Algeria’s caretaker government faces unrelenting popular demand for the removal of a sclerotic ruling elite and wholesale reforms after ailing 82-year-old President Abdelaziz Bouteflika quit following mass protests.

“We want a president who understands what we want,” 25-year old Bouzid Abdoun, an engineer at state-owned energy concern Sonelgaz told Reuters. “We want to live here, not migrate to Europe.”

Bouteflika resigned on Tuesday after a final nudge by the military following six weeks of street marches calling for democratic reforms after almost 60 years of monolithic rule by veterans of the 1954-62 independence war against France.

That leaves the major oil and natural gas exporter in the hands of a caretaker government until elections in three months with no natural successor in sight.

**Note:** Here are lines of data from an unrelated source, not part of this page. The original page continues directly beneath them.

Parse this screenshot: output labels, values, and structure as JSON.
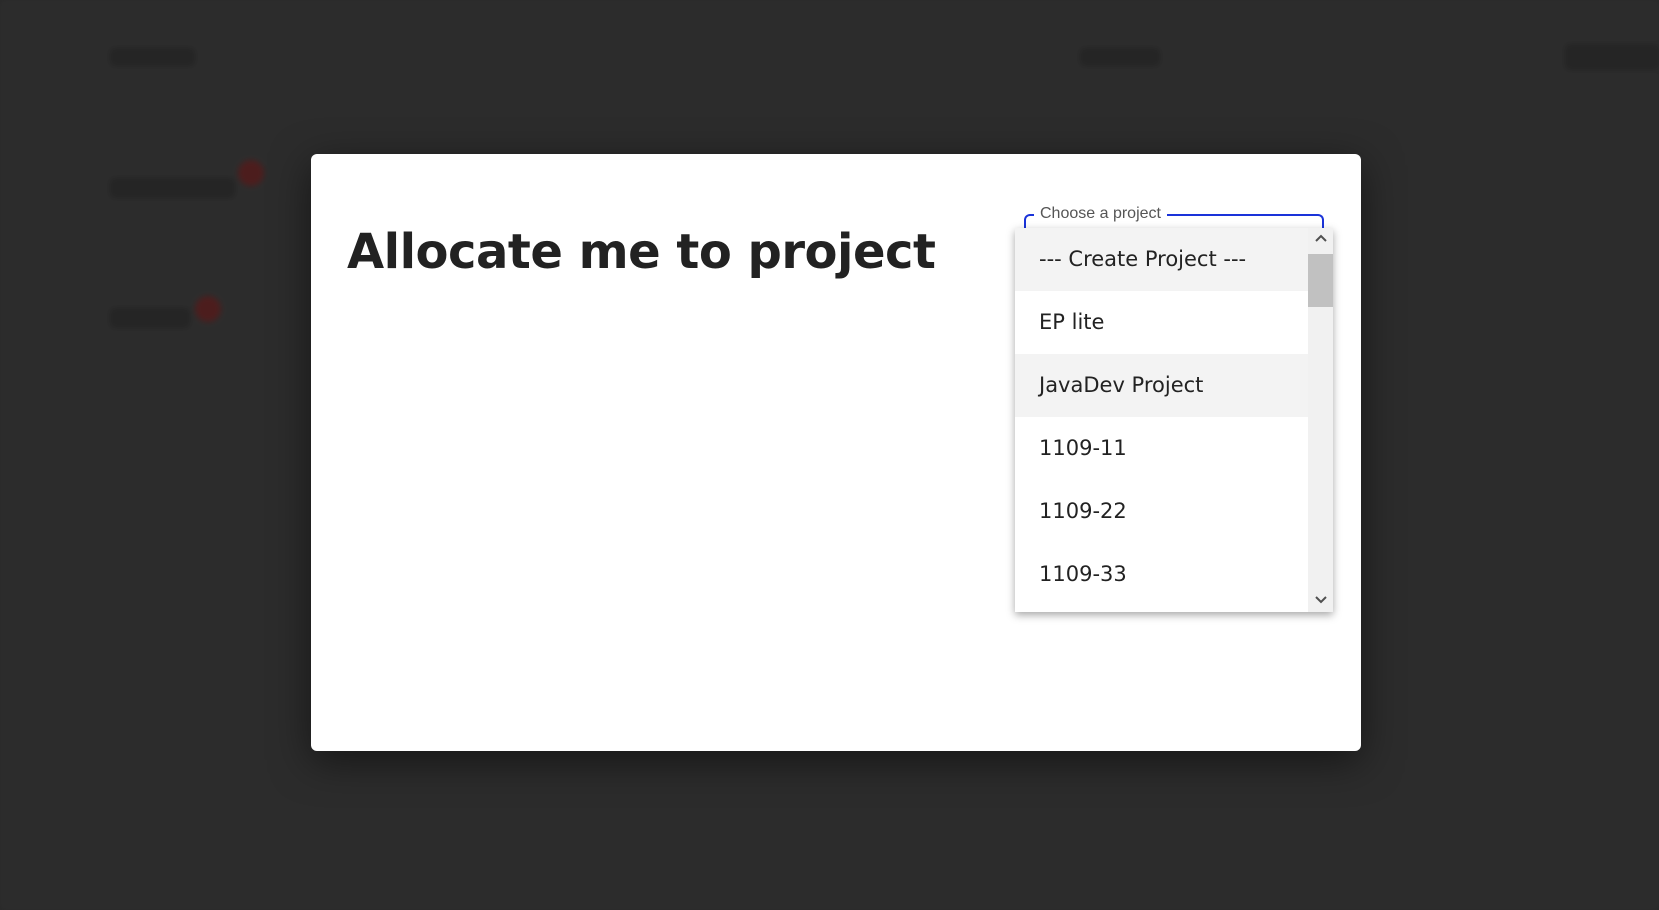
{
  "modal": {
    "title": "Allocate me to project"
  },
  "project_select": {
    "label": "Choose a project",
    "options": [
      "--- Create Project ---",
      "EP lite",
      "JavaDev Project",
      "1109-11",
      "1109-22",
      "1109-33"
    ]
  },
  "icons": {
    "scroll_up": "chevron-up-icon",
    "scroll_down": "chevron-down-icon"
  },
  "colors": {
    "accent": "#1a33d9",
    "backdrop": "#363636"
  }
}
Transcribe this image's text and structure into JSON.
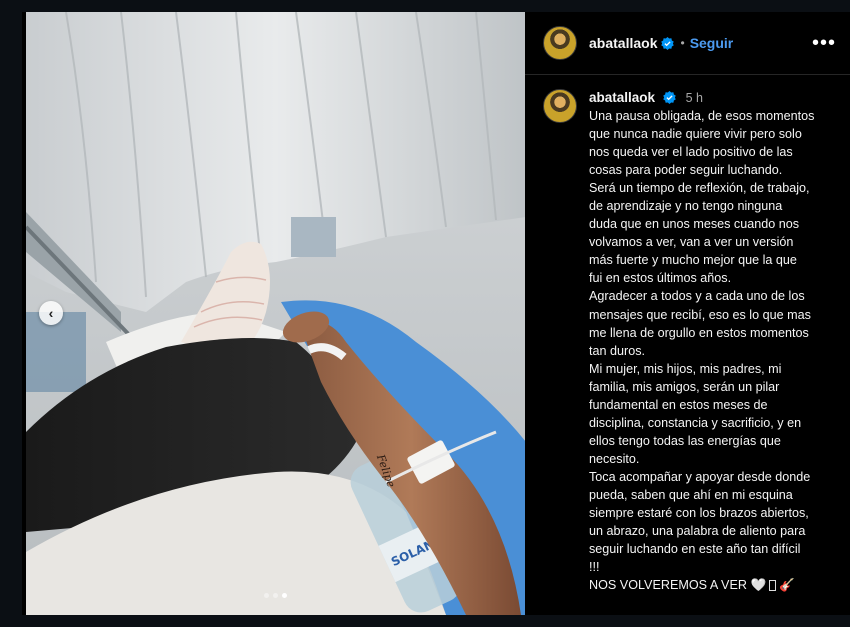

Protesters quickly made it clear they would not accept a new president from “le pouvoir”, the popular nickname for the entrenched establishment of elderly veterans, business tycoons and National Liberation Front (FLN) party functionaries.

“What is important to us is we do not accept the caretaker government,” Mustapha Bouchachi, a lawyer and protest leader, told Reuters before Bouteflika stepped down. “Peaceful protests will continue.”

Algeria’s streets were quiet on Wednesday with the next test for the interim rulers looming on Friday, the day of weekly mass marches since February 22.

Bouteflika’s exit is seen as a first indication for young Algerians demanding jobs in a country where one in four under 30 is unemployed in a highly statist, undiversified economy dependent on fossil fuel exports.

The dissent is also over systemic cronyism that has seen Algeria effectively run by Bouteflika’s brothers, tycoons and ex-military intelligence officers since he suffered a stroke in 2013 and largely vanished from view, analysts say.

Earlier this week, in a sign of Bouteflika’s pending political demise authorities seized the passports of a dozen politically connected businessmen under investigation for alleged corruption. One of them, Bouteflika loyalist Ali Haddad, was taken into custody, Ennahar TV reported on Wednesday.

“Bouteflika’s group captured the state, so the top priority for whoever replaces him is really to reconnect with the protesters because they no longer trust the pouvoir,” said independent analyst Farid Ferrahi.